Si analizamos durante un momento lo que es el estrés, nos daremos cuenta de que es lo contrario de fluir. Es quedarse amarrados, encallados y anclados a una serie de circunstancias. Por decirlo de algún modo, nos convertiremos en cautivos de los miedos, las responsabilidades o las preocupaciones. El estrés nos impide a avanzar. Día tras día nos sentimos ligados a las mismas cosas, nos hace creer que nunca alcanzamos aquello que nos proponemos: nos falta tiempo. Además, nos genera el sentimiento de que el día nunca tiene suficientes horas como para alcanzar y cumplir nuestros objetivos. El estrés es procesado por nuestro cerebro como un estado de activación que nos prepara para huir y escapar de una supuesta amenaza. Nuestra mente deja de tener su equilibrio interno, porque se produce una descompensación. Estamos siempre alerta, tensos y nuestra mirada está centrada en el mañana en lo que debemos cumplir. Todo esto, son claros antagonistas del concepto “fluir”.

Técnicas para combatir el estrés hay muchas y muy variadas. Sin embargo, hay una cosa que está clara: nadie puede dejar su trabajo de la noche a la mañana sin consecuencias; ni nadie puede “desconectarse” de su familia. Aislarse de estos dos focos de conflicto es complicado. Pero son precisamente estas dos dimensiones las que nos generan casi siempre estrés, tensiones y ansiedades. Podemos llevar a cabo técnicas de respiración, caminar e incluso seguir el tratamiento que nos dan los médicos para reducir el estrés. Pero siempre será efectivo aplicar un “enfoque mental” que nos permita ver la realidad de otro modo.

El movimiento del “fluir” nos indica que debemos enfocar las cosas de otro modo y llegar a disfrutar de ellas. Se trataría ante todo de “estar presentes” y desacelerar el ritmo. Para ello, es necesario también aprender a establecer prioridades. Quien aprende a fluir logra alcanzar un estado emocional positivo y de concentración máxima. Se siente bien con lo que hace y, de este modo, libera muchas tensiones y se aleja del estrés.

No nos será posible “fluir” de la noche a la mañana en nuestro trabajo si tenemos muchas tensiones.  Lo ideal es que empecemos en otras áreas donde alcanzar este estado de calma. Una vez lo consigamos, podremos aplicarlo en otras áreas de nuestra vida.

Algunos consejos útiles:

  • Buscar una actividad o hobby que te identifique. Las personas que pintan, por ejemplo, logran este estado de gracia y de calma de forma muy rápida, además de placentera. Pintar acuarelas, carboncillo, o incluso pintar mandalas es algo, sin duda, muy terapéutico. Lo ideal es que lo hagamos todos los días durante al menos una hora.
  • Otra propuesta es practicar el “flow yoga”. Esta variedad nació en la India, pero luego se dinfundió en todo el mundo. El flow yoga es más físico e intenso, incorpora sonidos naturales o mantras y se desarrolla la fuerza, la elasticidad y el equilibrio.
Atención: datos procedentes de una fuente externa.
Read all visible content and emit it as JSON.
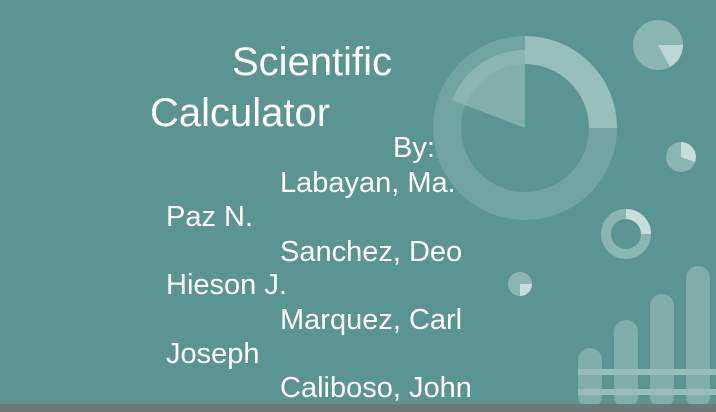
{
  "slide": {
    "title_line1": "Scientific",
    "title_line2": "Calculator",
    "by_label": "By:",
    "author_lines": [
      "Labayan, Ma.",
      "Paz N.",
      "Sanchez, Deo",
      "Hieson J.",
      "Marquez, Carl",
      "Joseph",
      "Caliboso, John"
    ]
  },
  "colors": {
    "background": "#5b9592",
    "text": "#ffffff",
    "bottom_bar": "#6b7a79"
  }
}
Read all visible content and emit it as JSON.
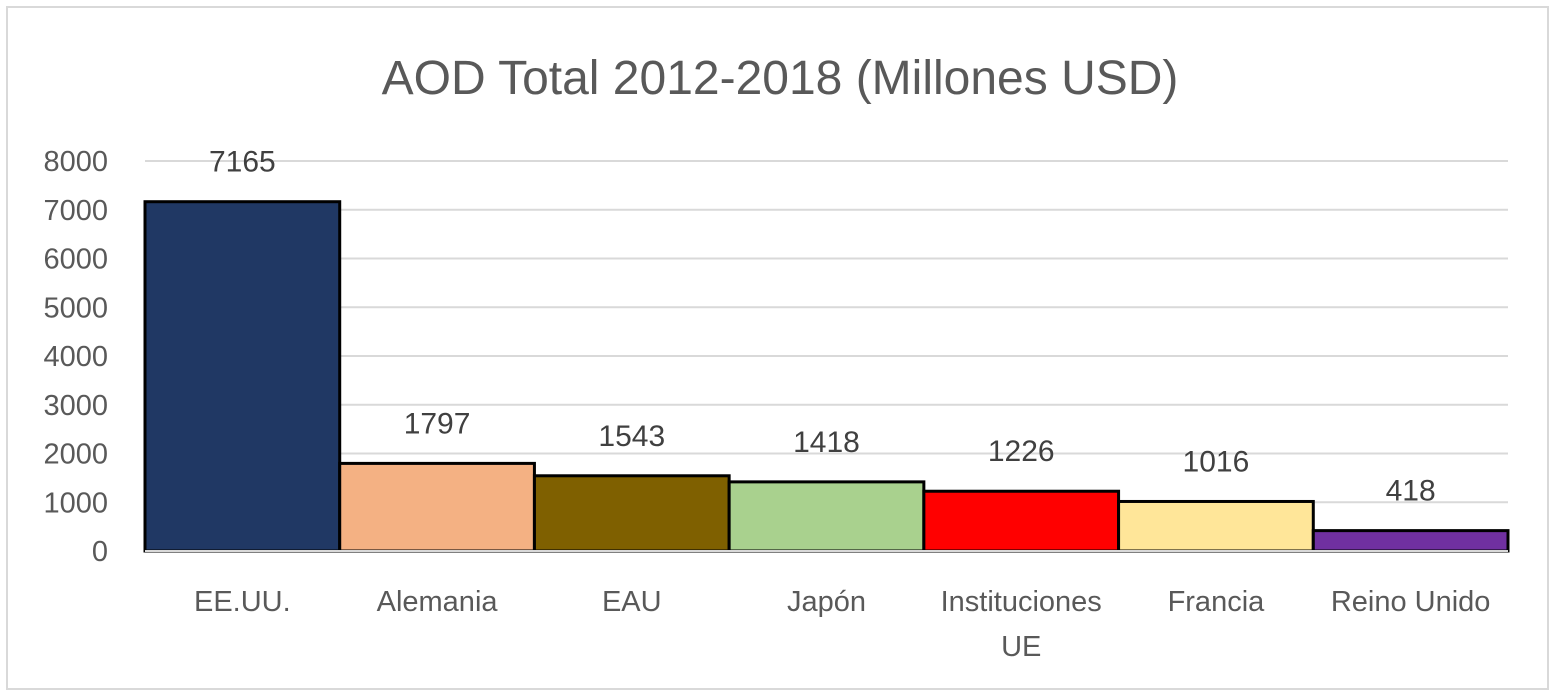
{
  "chart_data": {
    "type": "bar",
    "title": "AOD Total 2012-2018 (Millones USD)",
    "xlabel": "",
    "ylabel": "",
    "ylim": [
      0,
      8000
    ],
    "yticks": [
      "0",
      "1000",
      "2000",
      "3000",
      "4000",
      "5000",
      "6000",
      "7000",
      "8000"
    ],
    "grid": true,
    "legend": "none",
    "categories": [
      [
        "EE.UU."
      ],
      [
        "Alemania"
      ],
      [
        "EAU"
      ],
      [
        "Japón"
      ],
      [
        "Instituciones",
        "UE"
      ],
      [
        "Francia"
      ],
      [
        "Reino Unido"
      ]
    ],
    "values": [
      7165,
      1797,
      1543,
      1418,
      1226,
      1016,
      418
    ],
    "data_labels": [
      "7165",
      "1797",
      "1543",
      "1418",
      "1226",
      "1016",
      "418"
    ],
    "colors": [
      "#203864",
      "#f4b183",
      "#7f6000",
      "#a9d18e",
      "#ff0000",
      "#ffe699",
      "#7030a0"
    ]
  }
}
Es muy energizante y suele acabar con una relajación final donde conectar con nuestro interior.
  • A su vez, al fluir lo que también lograremos es dejar a un lado aquello que nos hace daño o que nos impide avanzar. Aprenderemos a priorizar. Siempre es adecuado visualizar nuestro día a día como esa hoja que flota en un río llevada por el susurro relajante de la corriente. Su avance es puro equilibrio, nada sobra ni nada falta. Si hay exceso de algo, se hundirá en el fondo. El estrés, por ejemplo, hace que nos hundamos. Para emerger de nuevo y avanzar es necesario liberarnos de todo lo que nos sobra para aprender a ser más libres, disfrutando de nuestro viaje en cada momento.

Esta forma de vida nos ayudará en múltiples aspectos de nuestras vidas y los resultados, además, son visibles en pocas semanas. Eso sí, requiere bastante práctica y esfuerzo pero, vale la pena.